Merck & Co. is paying Endocyte $120 million up front for worldwide rights to develop and commercialize the latter’s Phase III-stage folate receptor-targeting anticancer candidate vintafolide (EC145). Endocyte could receive up to another $880 million in milestone payments dependent on development, regulatory, and commercialization achievements for six cancer indications.
Vintafolide is currently being evaluated in a Phase III trial (Proceed) against platinum-resistant ovarian cancer and a Phase II trial in patients with non-small-cell lung cancer (NSCLC).
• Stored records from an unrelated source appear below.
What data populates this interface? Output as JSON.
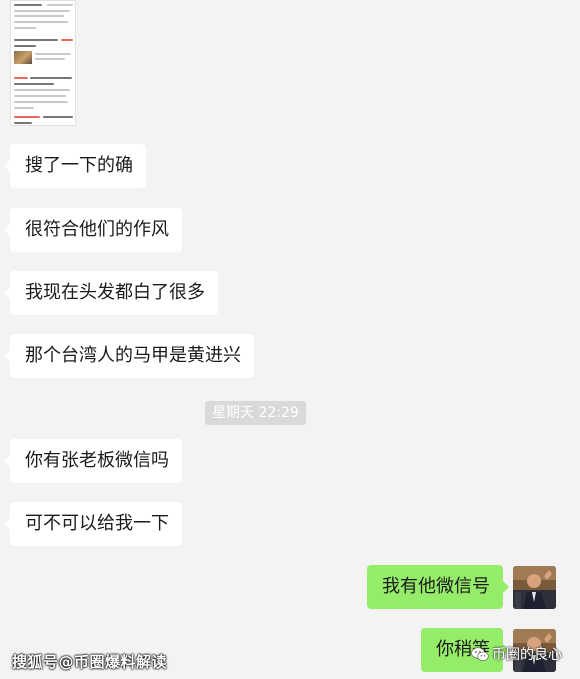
{
  "chat": {
    "messages": [
      {
        "side": "left",
        "text": "搜了一下的确"
      },
      {
        "side": "left",
        "text": "很符合他们的作风"
      },
      {
        "side": "left",
        "text": "我现在头发都白了很多"
      },
      {
        "side": "left",
        "text": "那个台湾人的马甲是黄进兴"
      },
      {
        "side": "left",
        "text": "你有张老板微信吗"
      },
      {
        "side": "left",
        "text": "可不可以给我一下"
      },
      {
        "side": "right",
        "text": "我有他微信号"
      },
      {
        "side": "right",
        "text": "你稍等"
      }
    ],
    "timestamp": "星期天 22:29"
  },
  "watermarks": {
    "left": "搜狐号@币圈爆料解读",
    "right": "币圈的良心"
  },
  "colors": {
    "background": "#f3f3f3",
    "bubble_left": "#ffffff",
    "bubble_right": "#95ec69",
    "timestamp_bg": "#d9d9d9"
  },
  "icons": {
    "wechat_logo": "wechat-icon"
  }
}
Both studies are applying Endocyte’s investigational companion diagnostic agent etarfolatide (EC20), a folate-targeted molecular imaging agent in development as a noninvasive method for identifying tumors that overexpress folate receptors.
Under terms of the development deal Endocyte will primarily be responsible for funding and completing the Proceed trial, and Merck will take on all other development activities and costs. Endocyte will receive an equal share of profits in the U.S. and double-digit royalties on sales of the product in the rest of the world. The firm retains co-promotion rights to vintafolide in the U.S. and in addition remains responsible for the worldwide development, manufacture, and commercialization of the companion diagnostic etarfolatide.
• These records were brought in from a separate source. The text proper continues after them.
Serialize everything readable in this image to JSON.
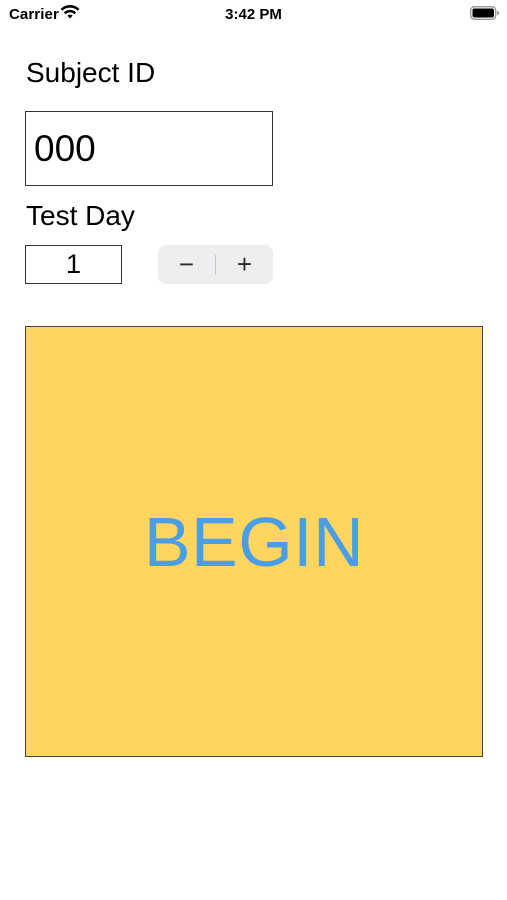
{
  "status_bar": {
    "carrier": "Carrier",
    "time": "3:42 PM",
    "wifi_icon": "wifi-icon",
    "battery_icon": "battery-full-icon"
  },
  "subject": {
    "label": "Subject ID",
    "value": "000"
  },
  "test_day": {
    "label": "Test Day",
    "value": "1",
    "decrement_label": "−",
    "increment_label": "+"
  },
  "begin": {
    "label": "BEGIN"
  },
  "colors": {
    "begin_background": "#fed55f",
    "begin_text": "#4a9ee6",
    "stepper_background": "#eeeef0"
  }
}
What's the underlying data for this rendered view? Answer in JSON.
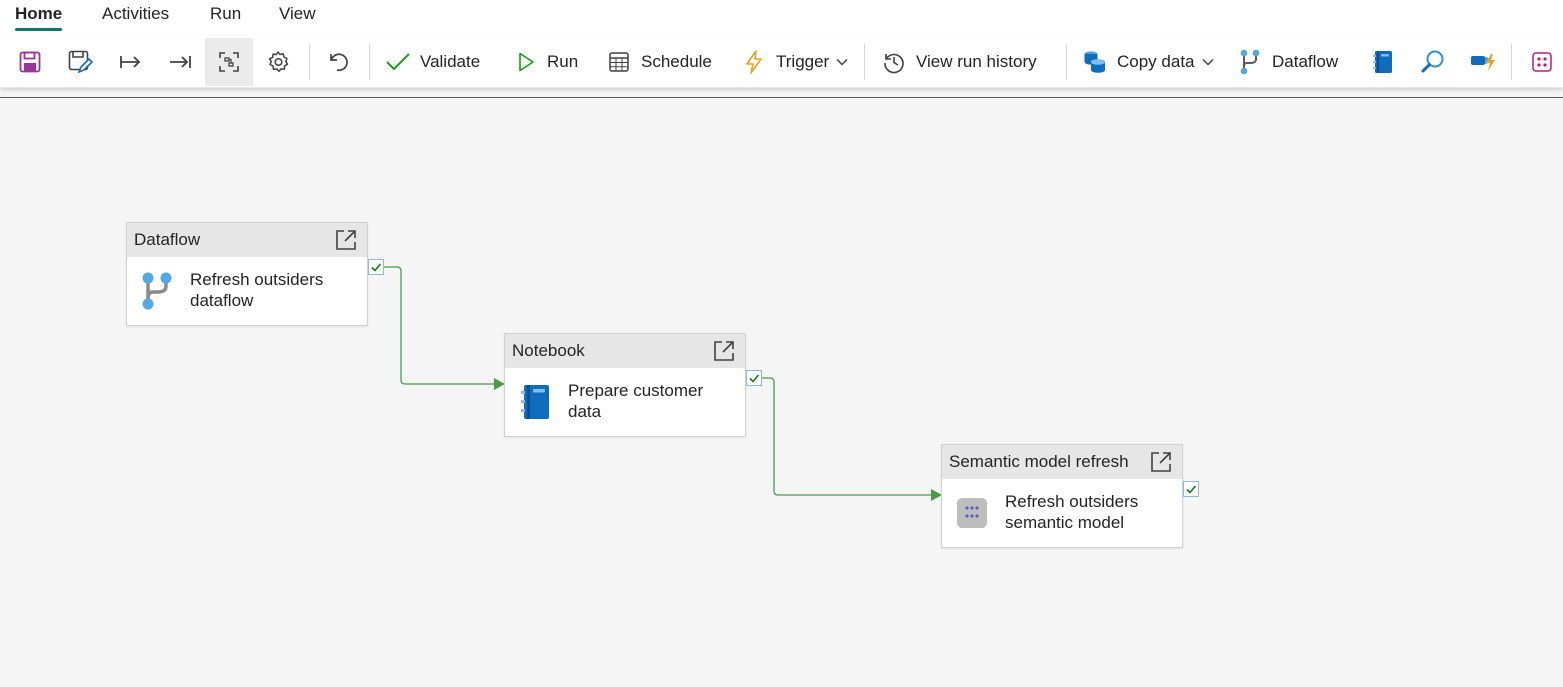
{
  "tabs": [
    {
      "label": "Home",
      "active": true
    },
    {
      "label": "Activities",
      "active": false
    },
    {
      "label": "Run",
      "active": false
    },
    {
      "label": "View",
      "active": false
    }
  ],
  "toolbar": {
    "validate_label": "Validate",
    "run_label": "Run",
    "schedule_label": "Schedule",
    "trigger_label": "Trigger",
    "view_run_history_label": "View run history",
    "copy_data_label": "Copy data",
    "dataflow_label": "Dataflow",
    "icons": [
      "save-icon",
      "save-as-icon",
      "export-icon",
      "import-icon",
      "auto-align-icon",
      "gear-icon",
      "undo-icon",
      "checkmark-icon",
      "play-icon",
      "calendar-icon",
      "lightning-icon",
      "history-icon",
      "database-icon",
      "dataflow-icon",
      "notebook-icon",
      "lookup-icon",
      "pipeline-icon",
      "apps-icon"
    ]
  },
  "activities": [
    {
      "type": "Dataflow",
      "name": "Refresh outsiders dataflow",
      "icon": "dataflow-icon",
      "status": "succeeded"
    },
    {
      "type": "Notebook",
      "name": "Prepare customer data",
      "icon": "notebook-icon",
      "status": "succeeded"
    },
    {
      "type": "Semantic model refresh",
      "name": "Refresh outsiders semantic model",
      "icon": "semantic-model-icon",
      "status": "succeeded"
    }
  ],
  "colors": {
    "accent": "#117865",
    "connector": "#4a9a4a",
    "dataflow_blue": "#4fa8e8",
    "notebook_blue": "#0f6cbd",
    "save_purple": "#a0339a"
  }
}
“This agreement underscores our strategy of building a portfolio of oncology therapeutics that employ a companion diagnostic to facilitate selection of those patients most likely to respond to treatment,” says Peter S. Kim, evp and president of Merck Research Laboratories, commenting on the vintafolide deal. “In addition to pursuing the lead indication of platinum-resistant ovarian cancer, Merck plans to further evaluate its potential for the treatment of multiple other cancer types.”
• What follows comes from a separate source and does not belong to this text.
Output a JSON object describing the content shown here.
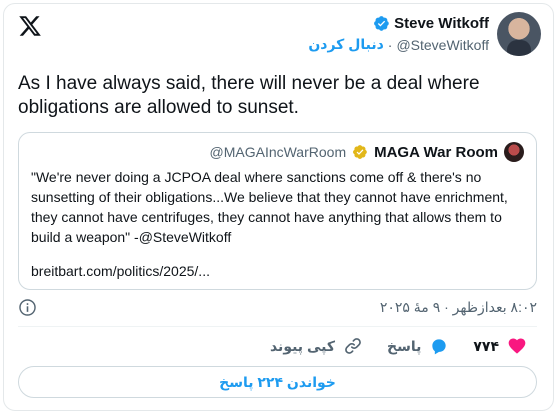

Endocyte is focused primarily on the development of folate-receptor-targeted small molecule drug conjugates (SMDCs) for the treatment of cancer and associated companion diagnostics. The firm’s clinical pipeline includes cancer-targeting compounds. Last month Endocyte confirmed that following discussions with the European drug regulator, it plans to submit conditional MAAs for EC145 and EC20 for the treatment of platinum-resistant ovarian cancer during the third quarter of 2012.
If conditional marketing authorization is granted, data from the Proceed trial will subsequently be submitted to serve as the confirmatory data required to convert conditional approval to regular marketing authorization for EC145 and EC20. Both the therapeutic and diagnostic imaging agent have been granted orphan drug status in Europe.